In the story, Orson Welles hires Herman Mankiewicz to write the screenplay of CITIZEN KANE. Since Herman is an alcoholic, Welles places Herman in an isolated resort in the Mojave Desert to write the first draft. Welles also places his collaborator, John Houseman, at a nearby hotel to make sure Herman produces a script in 60 days.
As this process plays out, the movie cuts back and forth to Herman’s work for Louis B. Mayer of MGM from the late 1920s to 1935. It also tells the story of Herman’s friendship with William Randolph Hearst, the controversial muckraking newspaper magnate, and Hearst’s mistress, Marion Davies, a Hollywood actress known for playing comedies. Herman’s relationship with Hearst and Mayer reaches a boiling point when they support the GOP candidate for California governor in 1934 instead of Herman’s favored candidate, the socialist rabble rouser Upton Sinclair. They use MGM’s movie facilities to smear Sinclair. Herman’s anger toward Hearst for this fuels his script for KANE, which partly involves a corrupt newspaper magnate’s affair with a young singer.

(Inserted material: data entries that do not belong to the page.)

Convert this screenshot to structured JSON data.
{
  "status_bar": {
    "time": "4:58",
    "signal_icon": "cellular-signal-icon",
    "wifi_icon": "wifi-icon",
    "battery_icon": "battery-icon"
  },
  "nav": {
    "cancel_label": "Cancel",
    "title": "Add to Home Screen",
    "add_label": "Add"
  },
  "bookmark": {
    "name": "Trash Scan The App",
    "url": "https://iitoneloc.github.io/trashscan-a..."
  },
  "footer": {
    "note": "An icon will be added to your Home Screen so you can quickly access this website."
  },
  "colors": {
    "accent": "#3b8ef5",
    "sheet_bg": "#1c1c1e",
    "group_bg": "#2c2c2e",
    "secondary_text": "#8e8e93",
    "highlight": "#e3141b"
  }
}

MANK has some nuggets of truth. For example, it’s true that Herman Mankiewicz developed a personal hatred toward Hearst and that Orson Welles put Herman at an isolated Mojave resort under the care and supervision of John Houseman. However, before this, Orson and Herman had already developed an outline for the script, with 300 pages of notes for Herman to use. Also, Houseman wasn’t ensconced at another hotel nearby but was actually on site at the resort with Herman and may have contributed some of Herman’s script. There’s also a photo of Welles, Mankiewicz and Houseman going over the script one day at the resort. Furthermore, it’s an historical fact that Welles worked on the final shooting script for CITIZEN KANE and even made some changes during the shooting. Also, Welles developed a close relationship with his brilliant cinematographer, Gregg Toland, who had a big hand in helping Welles realize his personal vision for CITIZEN KANE, which used state-of-the-art special effects that added a lot to the movie’s unique look and storytelling techniques. Finally, the subplot in MANK involving the California gubernatorial campaign is a total fiction. Though Hearst and Hollywood bigshots, including Louis B. Mayer and Irving Thalberg of MGM, did wage a smear campaign against the socialist Sinclair, there’s no record that Herman Mankiewicz cared about this one way or another. In fact, his political views tended to be more conservative, though tinged with a heavy dose of cynicism.
MANK has some great dialogue and acting. However, the movie’s bogged down by a convoluted structure involving multiple flashbacks. Also, though the photography is striking in black and white, it’s much more murky than the sparkling black and white cinematography Toland provided in CITIZEN KANE. MANK also has lots of strong foul language mixed with other light obscenities.